On lui doit cette confidence après un repas agité au cours duquel les convives ont débattu avec passion de la chasse. Ce dîner se déroule en 1949. Outre Querdillon, s’y trouvent le narrateur anonyme, une fois peut-être surnommé « Festus », qui n’a pas revu Querdillon depuis une dizaine d’années ; le cousin d’Alan, Frank Rowan, un talentueux professeur d’économie politique, et les Hedley, le major (c’est-à-dire le commandant), son épouse et leur fille Elizabeth, âgée de 22 ans, la fiancée d’Alan.

Frank Rowan critique avec une rare véhémence la chasse au renard. Le commandant Hedley et sa fille défendent cette pratique cynégétique bien que la promise de Querdillon emploie des arguments sots. Alan Querdillon surprend alors la tablée en déclarant son hostilité à la chasse. Au terme d’une vive discussion, les invités partent se coucher. Seuls demeurent dans la pénombre près de la cheminée du salon Alan et un narrateur quelque peu somnolent…

 

Un récit fantasmé ?

Si Alan Querdillon dénonce la chasse, c’est qu’il a vécu une expérience comparable au gibier et qu’il se souvient avoir été un gibier. Suite au violent choc électrique reçu, il se réveille dans un château sylvestre, le Schloss où, « à certains endroits, […] d’énormes hêtres ou de puissants chênes étaient véritablement imbriqués dans les bâtiments et supportaient des tourelles et de petites chambres nichées dans leurs grosses branches ». Cette habitation castrale ne dispose pas de l’électricité. Soigné dans une belle infirmerie, il entend régulièrement « des bruits lointains, isolés, qui n’avaient pas le moindre rapport avec la vie restreint qui m’entourait. C’était l’appel d’un cor; on sonnait à longs intervalles, et chaque note résonnait dans l’obscurité profonde, dans le silence, voile solitaire dans l’immensité de l’océan ». Les infirmières de type germanique sont efficaces et mutiques à la différence du médecin. Ce dernier lui apprend qu’il a été « contaminé par les rayons Bohlen », que « nous vivons actuellement dans l’année cent-deux du Premier Millénaire Germanique, ère qui fut inaugurée par notre Premier Führer, l’Immortel Esprit Germanique, Adolf Hitler », et qu’il est l’invité inattendu du comte Hans von Hackelnberg, Grand Maréchal de Louvèterie du Reich, qui « a droit de juridiction sur toute l’étendue de la Forêt du Reich ».

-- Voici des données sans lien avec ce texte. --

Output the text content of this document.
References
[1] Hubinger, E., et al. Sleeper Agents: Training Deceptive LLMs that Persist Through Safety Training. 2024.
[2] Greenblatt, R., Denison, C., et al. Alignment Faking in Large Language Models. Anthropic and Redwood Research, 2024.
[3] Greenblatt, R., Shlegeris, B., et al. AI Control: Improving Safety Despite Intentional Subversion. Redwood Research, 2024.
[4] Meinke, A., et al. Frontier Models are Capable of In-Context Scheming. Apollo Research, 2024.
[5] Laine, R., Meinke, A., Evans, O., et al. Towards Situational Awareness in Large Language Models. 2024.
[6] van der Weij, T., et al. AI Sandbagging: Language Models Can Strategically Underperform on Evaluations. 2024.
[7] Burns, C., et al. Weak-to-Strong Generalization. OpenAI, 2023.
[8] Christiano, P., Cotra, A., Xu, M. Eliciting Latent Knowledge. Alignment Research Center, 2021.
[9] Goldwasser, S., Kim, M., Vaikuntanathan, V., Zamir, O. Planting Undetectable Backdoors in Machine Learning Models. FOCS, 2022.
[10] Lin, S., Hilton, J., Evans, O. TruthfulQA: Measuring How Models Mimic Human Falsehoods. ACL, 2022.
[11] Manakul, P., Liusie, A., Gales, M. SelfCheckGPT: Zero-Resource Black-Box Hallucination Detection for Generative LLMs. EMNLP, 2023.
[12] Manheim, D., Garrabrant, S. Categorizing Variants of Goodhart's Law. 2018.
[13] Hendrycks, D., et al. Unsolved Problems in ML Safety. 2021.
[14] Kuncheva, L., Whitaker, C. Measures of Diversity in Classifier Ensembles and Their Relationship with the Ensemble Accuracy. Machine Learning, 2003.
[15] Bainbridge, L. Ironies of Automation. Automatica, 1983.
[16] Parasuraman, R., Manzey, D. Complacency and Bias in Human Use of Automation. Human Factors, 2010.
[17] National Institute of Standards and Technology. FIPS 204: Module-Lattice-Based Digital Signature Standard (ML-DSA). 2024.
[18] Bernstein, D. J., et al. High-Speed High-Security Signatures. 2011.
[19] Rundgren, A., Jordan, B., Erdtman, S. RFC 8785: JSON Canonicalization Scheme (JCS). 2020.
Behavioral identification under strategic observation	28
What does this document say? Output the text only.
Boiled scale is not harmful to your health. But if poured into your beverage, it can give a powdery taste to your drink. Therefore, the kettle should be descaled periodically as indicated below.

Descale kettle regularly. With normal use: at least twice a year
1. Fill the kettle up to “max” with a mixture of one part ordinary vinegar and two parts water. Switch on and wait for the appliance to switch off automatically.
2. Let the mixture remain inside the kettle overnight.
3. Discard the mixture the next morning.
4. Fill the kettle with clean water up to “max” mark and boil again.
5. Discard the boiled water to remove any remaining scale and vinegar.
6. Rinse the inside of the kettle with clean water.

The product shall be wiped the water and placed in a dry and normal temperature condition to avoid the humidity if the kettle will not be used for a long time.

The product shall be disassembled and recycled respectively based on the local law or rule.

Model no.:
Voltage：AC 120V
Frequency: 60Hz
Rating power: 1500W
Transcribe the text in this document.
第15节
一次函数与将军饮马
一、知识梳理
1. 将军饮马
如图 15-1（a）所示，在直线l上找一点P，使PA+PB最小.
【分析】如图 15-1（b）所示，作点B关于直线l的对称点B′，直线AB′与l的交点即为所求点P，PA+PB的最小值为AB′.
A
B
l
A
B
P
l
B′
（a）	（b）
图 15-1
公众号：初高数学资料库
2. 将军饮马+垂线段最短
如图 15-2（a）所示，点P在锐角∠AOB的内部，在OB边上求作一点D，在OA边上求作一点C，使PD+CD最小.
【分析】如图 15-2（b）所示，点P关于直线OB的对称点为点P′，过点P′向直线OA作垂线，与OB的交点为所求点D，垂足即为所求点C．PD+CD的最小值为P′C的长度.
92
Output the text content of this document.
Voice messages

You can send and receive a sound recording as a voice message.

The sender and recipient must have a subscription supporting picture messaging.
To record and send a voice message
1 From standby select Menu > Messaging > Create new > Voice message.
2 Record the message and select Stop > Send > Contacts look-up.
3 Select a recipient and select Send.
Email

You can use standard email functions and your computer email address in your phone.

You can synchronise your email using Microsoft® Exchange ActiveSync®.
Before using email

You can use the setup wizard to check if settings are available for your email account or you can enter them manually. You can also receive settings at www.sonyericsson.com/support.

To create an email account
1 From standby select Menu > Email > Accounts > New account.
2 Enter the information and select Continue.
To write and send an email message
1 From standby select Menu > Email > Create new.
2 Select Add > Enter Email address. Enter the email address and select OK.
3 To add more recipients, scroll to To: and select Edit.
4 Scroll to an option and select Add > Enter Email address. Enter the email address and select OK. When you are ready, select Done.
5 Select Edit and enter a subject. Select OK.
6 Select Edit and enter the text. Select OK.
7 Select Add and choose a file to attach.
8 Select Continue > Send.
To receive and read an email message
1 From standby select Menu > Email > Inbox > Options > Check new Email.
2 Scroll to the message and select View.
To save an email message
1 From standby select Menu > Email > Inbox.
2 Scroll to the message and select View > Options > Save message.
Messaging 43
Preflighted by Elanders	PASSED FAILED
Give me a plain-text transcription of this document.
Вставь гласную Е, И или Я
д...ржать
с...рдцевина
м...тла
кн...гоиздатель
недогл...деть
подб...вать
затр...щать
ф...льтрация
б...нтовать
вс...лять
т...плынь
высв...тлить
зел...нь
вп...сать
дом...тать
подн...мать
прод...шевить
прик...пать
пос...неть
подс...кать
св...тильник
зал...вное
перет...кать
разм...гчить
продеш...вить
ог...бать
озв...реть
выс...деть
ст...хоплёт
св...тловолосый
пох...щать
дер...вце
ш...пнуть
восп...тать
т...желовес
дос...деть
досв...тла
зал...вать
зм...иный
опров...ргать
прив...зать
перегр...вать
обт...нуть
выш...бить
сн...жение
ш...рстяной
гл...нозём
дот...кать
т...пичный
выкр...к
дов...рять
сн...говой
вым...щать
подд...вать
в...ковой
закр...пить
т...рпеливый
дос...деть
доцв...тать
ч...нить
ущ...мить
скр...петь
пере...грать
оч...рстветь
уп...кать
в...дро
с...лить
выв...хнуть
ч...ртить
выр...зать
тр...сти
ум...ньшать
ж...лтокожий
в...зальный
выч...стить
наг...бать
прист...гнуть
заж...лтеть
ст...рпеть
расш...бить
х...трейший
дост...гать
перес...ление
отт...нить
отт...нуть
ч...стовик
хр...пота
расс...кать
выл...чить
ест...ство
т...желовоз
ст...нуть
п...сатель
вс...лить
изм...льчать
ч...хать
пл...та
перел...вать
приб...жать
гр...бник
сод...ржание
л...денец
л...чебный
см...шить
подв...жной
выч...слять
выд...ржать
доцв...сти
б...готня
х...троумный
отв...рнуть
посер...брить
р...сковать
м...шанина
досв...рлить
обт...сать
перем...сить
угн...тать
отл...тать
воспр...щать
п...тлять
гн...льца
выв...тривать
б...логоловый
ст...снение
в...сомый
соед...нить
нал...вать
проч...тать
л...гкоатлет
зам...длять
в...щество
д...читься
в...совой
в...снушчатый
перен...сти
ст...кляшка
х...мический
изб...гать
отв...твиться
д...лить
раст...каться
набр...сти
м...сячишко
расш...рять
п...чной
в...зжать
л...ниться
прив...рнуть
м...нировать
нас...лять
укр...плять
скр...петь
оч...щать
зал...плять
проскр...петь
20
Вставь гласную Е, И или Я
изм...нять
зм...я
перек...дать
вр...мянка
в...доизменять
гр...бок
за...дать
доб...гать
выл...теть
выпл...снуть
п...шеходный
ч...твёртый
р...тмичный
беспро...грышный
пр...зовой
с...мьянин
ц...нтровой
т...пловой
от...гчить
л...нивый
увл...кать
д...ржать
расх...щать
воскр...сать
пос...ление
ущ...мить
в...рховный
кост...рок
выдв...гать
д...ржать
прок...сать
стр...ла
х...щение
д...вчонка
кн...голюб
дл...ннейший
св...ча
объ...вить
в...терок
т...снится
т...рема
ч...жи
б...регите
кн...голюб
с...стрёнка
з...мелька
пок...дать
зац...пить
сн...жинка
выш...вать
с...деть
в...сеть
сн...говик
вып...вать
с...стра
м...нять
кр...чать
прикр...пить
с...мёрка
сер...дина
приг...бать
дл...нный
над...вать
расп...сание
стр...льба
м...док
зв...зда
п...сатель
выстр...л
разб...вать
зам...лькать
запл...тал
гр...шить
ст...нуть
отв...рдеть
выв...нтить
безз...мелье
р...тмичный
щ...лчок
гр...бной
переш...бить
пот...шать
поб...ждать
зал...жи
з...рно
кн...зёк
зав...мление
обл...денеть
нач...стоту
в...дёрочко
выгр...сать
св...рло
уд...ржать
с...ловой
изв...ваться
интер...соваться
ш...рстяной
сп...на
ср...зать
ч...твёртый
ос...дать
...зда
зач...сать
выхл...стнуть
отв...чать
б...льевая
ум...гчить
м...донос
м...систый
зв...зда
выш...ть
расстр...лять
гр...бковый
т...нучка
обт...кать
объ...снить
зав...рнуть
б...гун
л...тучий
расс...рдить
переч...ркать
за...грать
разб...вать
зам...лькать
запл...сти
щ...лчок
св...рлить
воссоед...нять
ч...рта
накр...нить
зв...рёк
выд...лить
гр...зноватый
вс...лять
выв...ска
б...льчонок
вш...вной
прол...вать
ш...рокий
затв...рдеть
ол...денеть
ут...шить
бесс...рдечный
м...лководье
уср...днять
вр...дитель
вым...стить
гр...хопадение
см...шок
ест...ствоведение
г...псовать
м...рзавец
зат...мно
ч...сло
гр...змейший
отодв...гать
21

L’Allemagne a ainsi remporté la Seconde Guerre mondiale désormais appelée la Guerre des Droits germaniques. Comment le héros explique-t-il ce transfert spatio-temporel ? Si on écarte la thèse onirique, on peut supposer sur une interaction, voire un choc spatiale immédiate et fortuite de deux dimensions temporelles (le présent et un des avenirs possibles) qui structurent la conception sphérique de l’histoire chère à Giorgio Locchi en un lieu précis. « Selon la théorie [ouverte de l’histoire], l’époque est toujours caractérisée par le conflit époqual, écrit-il, conflit qui investit passé, actualité et avenir, pour en constituer l’ambiguïté fondamentale. Il s’agit d’un conflit entre des “ interprétations du passé “ opposées, entre des “ engagements dans l’actualité “ opposées, entre des “ projets d’avenir “ opposés – interprétations, actions et projets étant à chaque fois intimement et indissolublement liés (2). » Dans cette perspective stimulante, l’uchronie confirme que « l’existence historique de l’homme n’est qu’une possibilité (3) ». Histoire et uchronies sont des dialectiques sans dépassement hégélien synthétique.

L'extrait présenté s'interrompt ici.